John Malkovich and Hyung-ki Joo | Photo by Julia Wesely |
Snarky, cranky, haughty, and full of himself, these are words that you might use to describe your reclusive uncle, but instead aptly described the music critic that John Malkovich embodied in a unique musical comedy show with composer-violinist Aleksey Igudesman and pianist Hyung-ki Joo at Benaroya Hall (October 17). The innovative show, written by Igudesma, embraced classical music, acerbic commentary, and comedy wholeheartedly, although if you are a person who writes about classical music like yours truly, you might have taken the evening as a slap on the… ears.

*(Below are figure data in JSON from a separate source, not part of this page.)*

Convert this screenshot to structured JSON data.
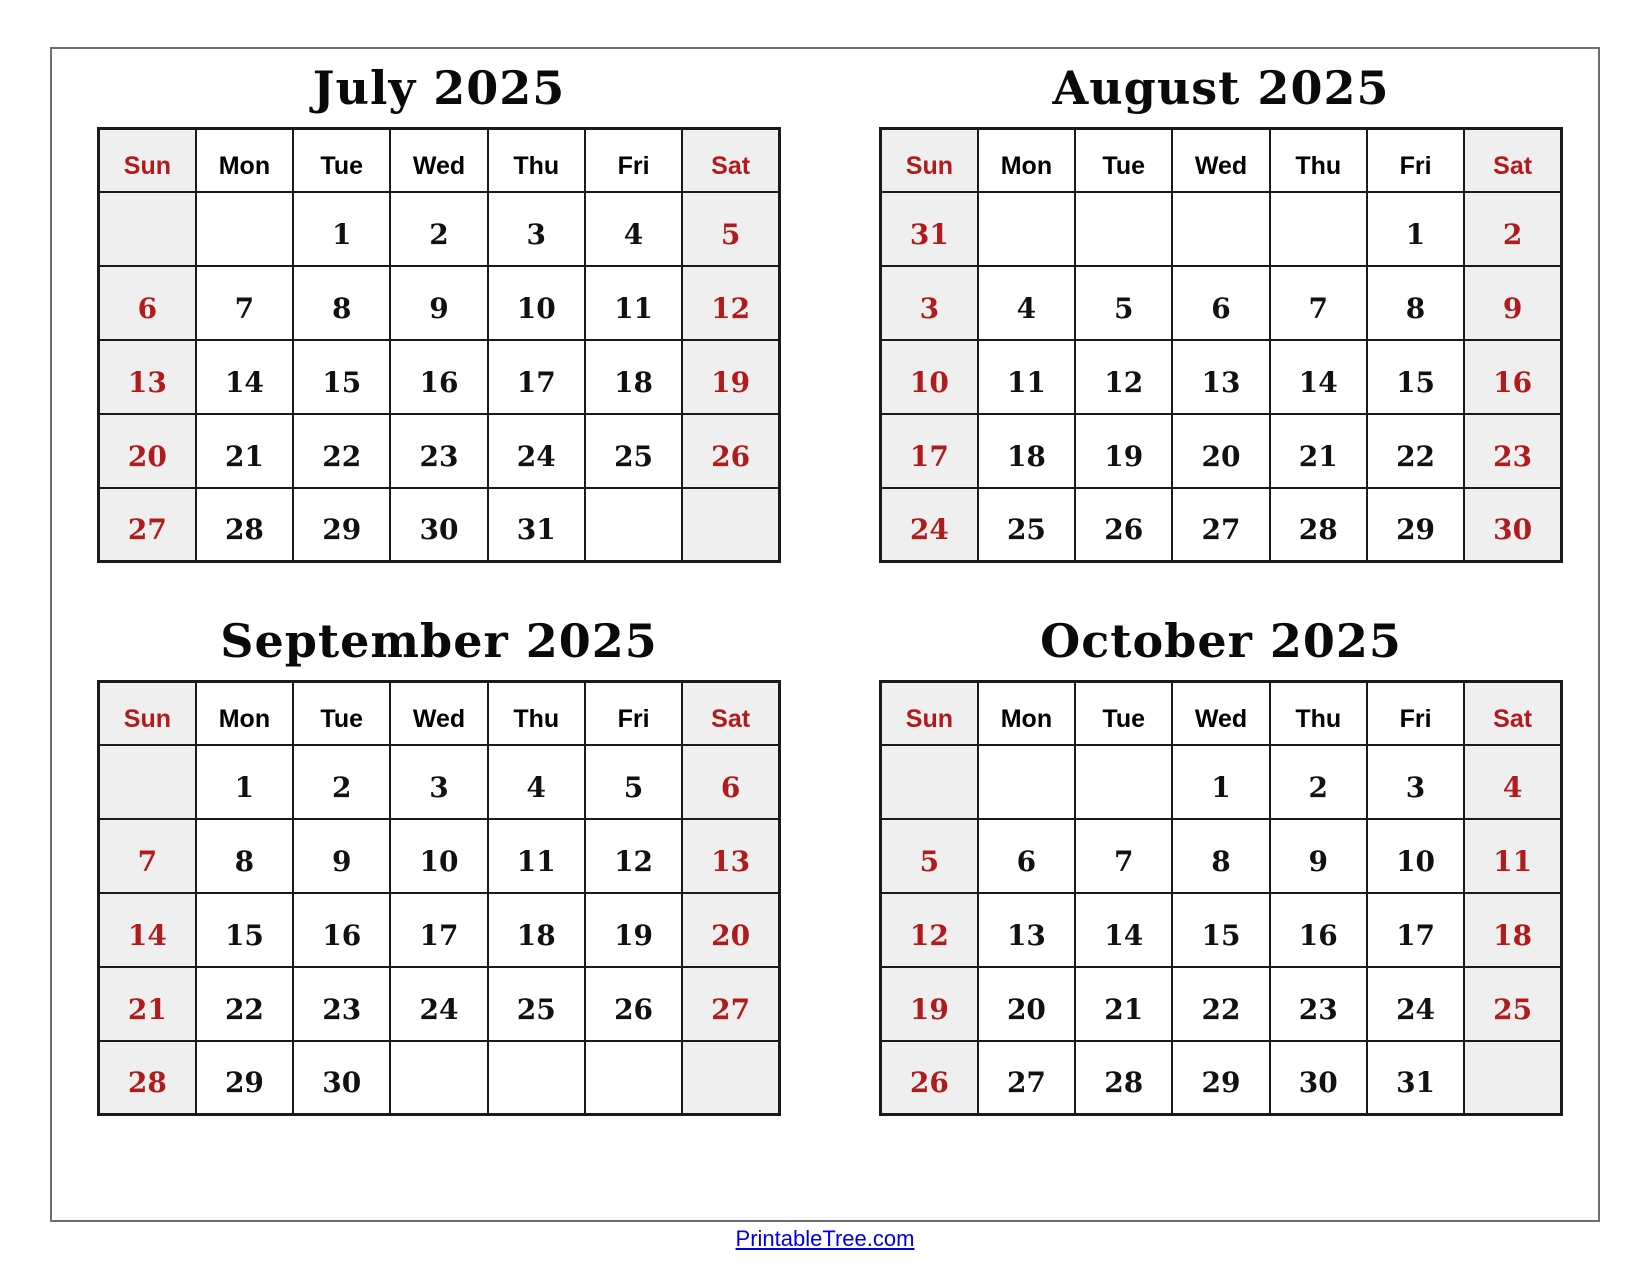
{
  "page": {
    "footer_link": "PrintableTree.com"
  },
  "colors": {
    "accent_red": "#b01b1e",
    "weekend_cell_bg": "#efefef",
    "grid_border": "#1a1a1a",
    "frame_border": "#6e6e6e",
    "link_blue": "#0000dd"
  },
  "weekdays": [
    "Sun",
    "Mon",
    "Tue",
    "Wed",
    "Thu",
    "Fri",
    "Sat"
  ],
  "calendars": [
    {
      "title": "July 2025",
      "weeks": [
        [
          "",
          "",
          "1",
          "2",
          "3",
          "4",
          "5"
        ],
        [
          "6",
          "7",
          "8",
          "9",
          "10",
          "11",
          "12"
        ],
        [
          "13",
          "14",
          "15",
          "16",
          "17",
          "18",
          "19"
        ],
        [
          "20",
          "21",
          "22",
          "23",
          "24",
          "25",
          "26"
        ],
        [
          "27",
          "28",
          "29",
          "30",
          "31",
          "",
          ""
        ]
      ]
    },
    {
      "title": "August 2025",
      "weeks": [
        [
          "31",
          "",
          "",
          "",
          "",
          "1",
          "2"
        ],
        [
          "3",
          "4",
          "5",
          "6",
          "7",
          "8",
          "9"
        ],
        [
          "10",
          "11",
          "12",
          "13",
          "14",
          "15",
          "16"
        ],
        [
          "17",
          "18",
          "19",
          "20",
          "21",
          "22",
          "23"
        ],
        [
          "24",
          "25",
          "26",
          "27",
          "28",
          "29",
          "30"
        ]
      ]
    },
    {
      "title": "September 2025",
      "weeks": [
        [
          "",
          "1",
          "2",
          "3",
          "4",
          "5",
          "6"
        ],
        [
          "7",
          "8",
          "9",
          "10",
          "11",
          "12",
          "13"
        ],
        [
          "14",
          "15",
          "16",
          "17",
          "18",
          "19",
          "20"
        ],
        [
          "21",
          "22",
          "23",
          "24",
          "25",
          "26",
          "27"
        ],
        [
          "28",
          "29",
          "30",
          "",
          "",
          "",
          ""
        ]
      ]
    },
    {
      "title": "October 2025",
      "weeks": [
        [
          "",
          "",
          "",
          "1",
          "2",
          "3",
          "4"
        ],
        [
          "5",
          "6",
          "7",
          "8",
          "9",
          "10",
          "11"
        ],
        [
          "12",
          "13",
          "14",
          "15",
          "16",
          "17",
          "18"
        ],
        [
          "19",
          "20",
          "21",
          "22",
          "23",
          "24",
          "25"
        ],
        [
          "26",
          "27",
          "28",
          "29",
          "30",
          "31",
          ""
        ]
      ]
    }
  ]
}
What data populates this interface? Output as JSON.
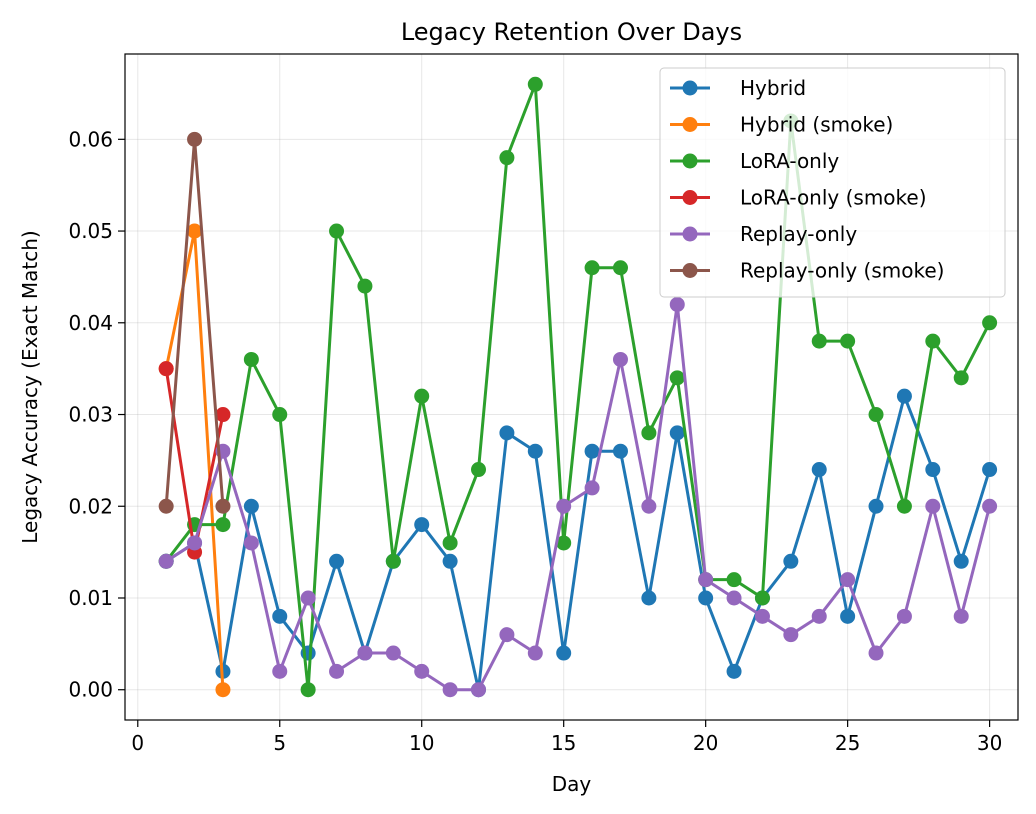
{
  "chart_data": {
    "type": "line",
    "title": "Legacy Retention Over Days",
    "xlabel": "Day",
    "ylabel": "Legacy Accuracy (Exact Match)",
    "xlim": [
      -0.45,
      31.0
    ],
    "ylim": [
      -0.0033,
      0.0693
    ],
    "xticks": [
      0,
      5,
      10,
      15,
      20,
      25,
      30
    ],
    "yticks": [
      0.0,
      0.01,
      0.02,
      0.03,
      0.04,
      0.05,
      0.06
    ],
    "ytick_labels": [
      "0.00",
      "0.01",
      "0.02",
      "0.03",
      "0.04",
      "0.05",
      "0.06"
    ],
    "grid": true,
    "legend_position": "top-right",
    "series": [
      {
        "name": "Hybrid",
        "color": "#1f77b4",
        "x": [
          1,
          2,
          3,
          4,
          5,
          6,
          7,
          8,
          9,
          10,
          11,
          12,
          13,
          14,
          15,
          16,
          17,
          18,
          19,
          20,
          21,
          22,
          23,
          24,
          25,
          26,
          27,
          28,
          29,
          30
        ],
        "y": [
          0.014,
          0.016,
          0.002,
          0.02,
          0.008,
          0.004,
          0.014,
          0.004,
          0.014,
          0.018,
          0.014,
          0.0,
          0.028,
          0.026,
          0.004,
          0.026,
          0.026,
          0.01,
          0.028,
          0.01,
          0.002,
          0.01,
          0.014,
          0.024,
          0.008,
          0.02,
          0.032,
          0.024,
          0.014,
          0.024
        ]
      },
      {
        "name": "Hybrid (smoke)",
        "color": "#ff7f0e",
        "x": [
          1,
          2,
          3
        ],
        "y": [
          0.035,
          0.05,
          0.0
        ]
      },
      {
        "name": "LoRA-only",
        "color": "#2ca02c",
        "x": [
          1,
          2,
          3,
          4,
          5,
          6,
          7,
          8,
          9,
          10,
          11,
          12,
          13,
          14,
          15,
          16,
          17,
          18,
          19,
          20,
          21,
          22,
          23,
          24,
          25,
          26,
          27,
          28,
          29,
          30
        ],
        "y": [
          0.014,
          0.018,
          0.018,
          0.036,
          0.03,
          0.0,
          0.05,
          0.044,
          0.014,
          0.032,
          0.016,
          0.024,
          0.058,
          0.066,
          0.016,
          0.046,
          0.046,
          0.028,
          0.034,
          0.012,
          0.012,
          0.01,
          0.062,
          0.038,
          0.038,
          0.03,
          0.02,
          0.038,
          0.034,
          0.04
        ]
      },
      {
        "name": "LoRA-only (smoke)",
        "color": "#d62728",
        "x": [
          1,
          2,
          3
        ],
        "y": [
          0.035,
          0.015,
          0.03
        ]
      },
      {
        "name": "Replay-only",
        "color": "#9467bd",
        "x": [
          1,
          2,
          3,
          4,
          5,
          6,
          7,
          8,
          9,
          10,
          11,
          12,
          13,
          14,
          15,
          16,
          17,
          18,
          19,
          20,
          21,
          22,
          23,
          24,
          25,
          26,
          27,
          28,
          29,
          30
        ],
        "y": [
          0.014,
          0.016,
          0.026,
          0.016,
          0.002,
          0.01,
          0.002,
          0.004,
          0.004,
          0.002,
          0.0,
          0.0,
          0.006,
          0.004,
          0.02,
          0.022,
          0.036,
          0.02,
          0.042,
          0.012,
          0.01,
          0.008,
          0.006,
          0.008,
          0.012,
          0.004,
          0.008,
          0.02,
          0.008,
          0.02
        ]
      },
      {
        "name": "Replay-only (smoke)",
        "color": "#8c564b",
        "x": [
          1,
          2,
          3
        ],
        "y": [
          0.02,
          0.06,
          0.02
        ]
      }
    ]
  }
}
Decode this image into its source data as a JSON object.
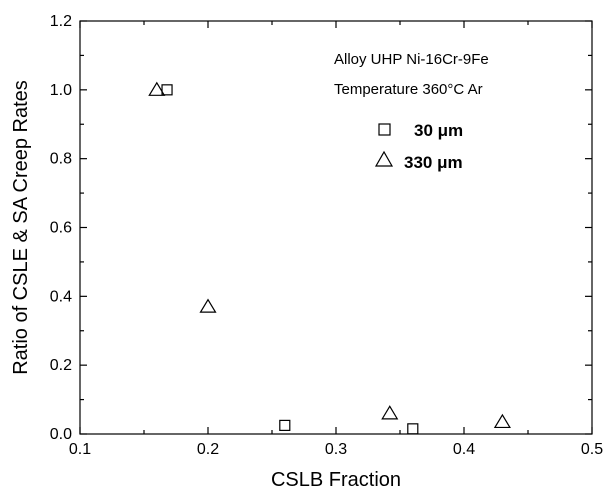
{
  "chart_data": {
    "type": "scatter",
    "xlabel": "CSLB Fraction",
    "ylabel": "Ratio of CSLE & SA Creep Rates",
    "xlim": [
      0.1,
      0.5
    ],
    "ylim": [
      0.0,
      1.2
    ],
    "x_ticks": [
      "0.1",
      "0.2",
      "0.3",
      "0.4",
      "0.5"
    ],
    "y_ticks": [
      "0.0",
      "0.2",
      "0.4",
      "0.6",
      "0.8",
      "1.0",
      "1.2"
    ],
    "grid": false,
    "annotations": [
      "Alloy UHP Ni-16Cr-9Fe",
      "Temperature 360°C Ar"
    ],
    "legend_position": "top-right",
    "series": [
      {
        "name": "30 μm",
        "marker": "square",
        "points": [
          {
            "x": 0.168,
            "y": 1.0
          },
          {
            "x": 0.26,
            "y": 0.025
          },
          {
            "x": 0.36,
            "y": 0.015
          }
        ]
      },
      {
        "name": "330 μm",
        "marker": "triangle",
        "points": [
          {
            "x": 0.16,
            "y": 1.0
          },
          {
            "x": 0.2,
            "y": 0.37
          },
          {
            "x": 0.342,
            "y": 0.06
          },
          {
            "x": 0.43,
            "y": 0.035
          }
        ]
      }
    ]
  }
}
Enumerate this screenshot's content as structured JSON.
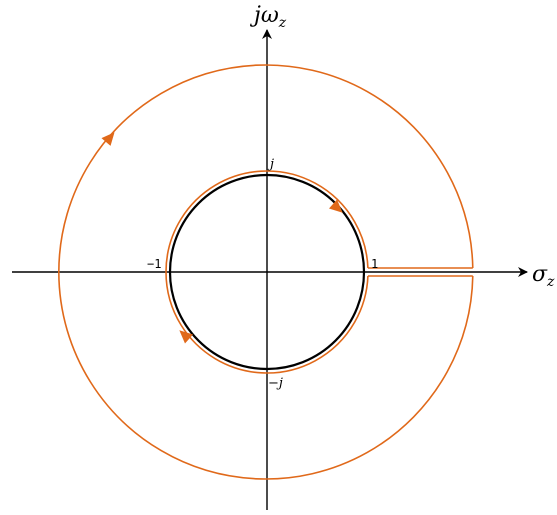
{
  "axes": {
    "vertical_label": "jω",
    "vertical_label_sub": "z",
    "horizontal_label": "σ",
    "horizontal_label_sub": "z"
  },
  "ticks": {
    "j": "j",
    "minus_one": "−1",
    "one": "1",
    "minus_j": "−j"
  },
  "colors": {
    "contour": "#E0691A",
    "unit_circle": "#000000",
    "axes": "#000000"
  }
}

Malkovich, the famous Hollywood movie star who is noted for some off-beat films, such as “Being John Malkovich,” nearly sold out Benaroya Hall with nary and empty seat to be seen. A spotlight fell on Malkovich when he walked onstage with Igudesman and Joo. Sitting down at a cafĂ© table, Malkovich stayed completely in character with a taciturn appearance as Joo and a string quartet began to play the third movement of Dvorak’s “Piano Quintet in A major.”
After they finished, applause erupted from all corners of the house, but Malkovich dryly cautioned everyone, declaring that notwithstanding the appeal of Dvorak’s music, “I cannot remain silent regarding the dangers of its latest tendencies” and went on to caution listeners again the passionate, and “ghastly” qualities that have entered his music.
And so the evening went, the audience would be treated to fine performances of pieces by Beethoven, Brahms, Chopin, Kancheli, Debussy, Schumann, and a couple of numbers by Igudesman, and following each piece, Malkovich would deliver a scathing remark.
After listening to the third movement of Beethoven’s Piano Sonata No. 4 in A minor, Malkovich commented that Beethoven’s style was bizarre and Baroque, and even though he can build passages of “sweet melancholy,” he shatters it with a “mass of barbarous chords.” […] “He seems to harbor together doves and crocodiles.”
That trenchant critique generated a lot of laughter – as it should! I found that quote in Nicolas Slonimsky’s “Lexicon of Musical Invective,” a veritable treasure trove of negative and often outrageous statements by various critics of works by Bartok Beethoven, Berg, Berlioz, Bizet, Block, Brahms, Bruckner, Chopin, Copland, Cowell, Debussy, Franck, Gershwin, Gounod, Harris, I’Indy, Krenek, Liszt, Mahler, Milhaud, etc. Anyone who has the temerity to slam these composers deserves to be lampooned themselves. Well, that’s exactly what happened later in the Malkovich show, and I’ll get to that in just a bit.
In the meantime, Malkovich let loose with more vituperations. Citing a diary entry from Tchaikovsky, we heard him calling Brahms a “scoundrel” and a “giftless bastard.” Nietzsche scathingly stated that Brahms “has the melancholy of impotence.” It turns out that Hugo Wolf also didn’t like Brahms and his music, calling him “the greatest bluffer of this century and of all future millennia.”
Sometimes a music excerpt was played fairly loudly during one of Malkovich’s rantings, making it difficult to hear exactly what he said. But that notwithstanding, Malkovich trashed Chopin, Kancheli, Debussy (described as having “the attractiveness of a pretty tubercular maiden”), Schumann, and a couple of the pieces by Igudesman, including “The Malkovich Torment for Piano Quintet.” At one point, Malkovich took the bow away from Igudesman and gave him a tiny bow. Igudesman took that bow and still played the heck out of a wildly difficult piece.
Igudesman gave Malkovich his comeuppance with this picturesque statement, “I am sitting in the smallest room of my house. I have your review in front of me. Soon it will be behind me.”
The tables were completely turned on Malkovich when it was revealed that he (well, his music critic character) had panned a recording and then praised the same recording when it was claimed to have been done by Joyce Hatto, the British pianist who had actually stolen it and passed it off as her own.
So, if you dish it out on others, expect to be dished on yourself. In that vein, I was not impressed with the one printed sheet, detailing the concert program, that was inserted in a Seattle Symphony program. That sheet listed the Beethoven piece as No. 4 in A minor instead of Piano Sonata No 4 in A minor. It also didn’t provide the members of the string quartet. It would not have taken very much effort to make those corrections. I hereby give the program sheet a D minus.
All the same, it was a fun program, even though music critics got the short end. There aren’t all that many critics left these days. The ones I know don’t write in the over-the-top style that Malkovich spouted. But maybe we should put some venom into our scribblings. People remember nasty reviews. But they also remember how stupid you are for writing that kind of vitriol in the first place.
Postscript: The Music Critic at the Symphony will receive its West Coast premiere on June 12, 2024, at the Arlene Schnitzer Concert Hall with the Oregon Symphony.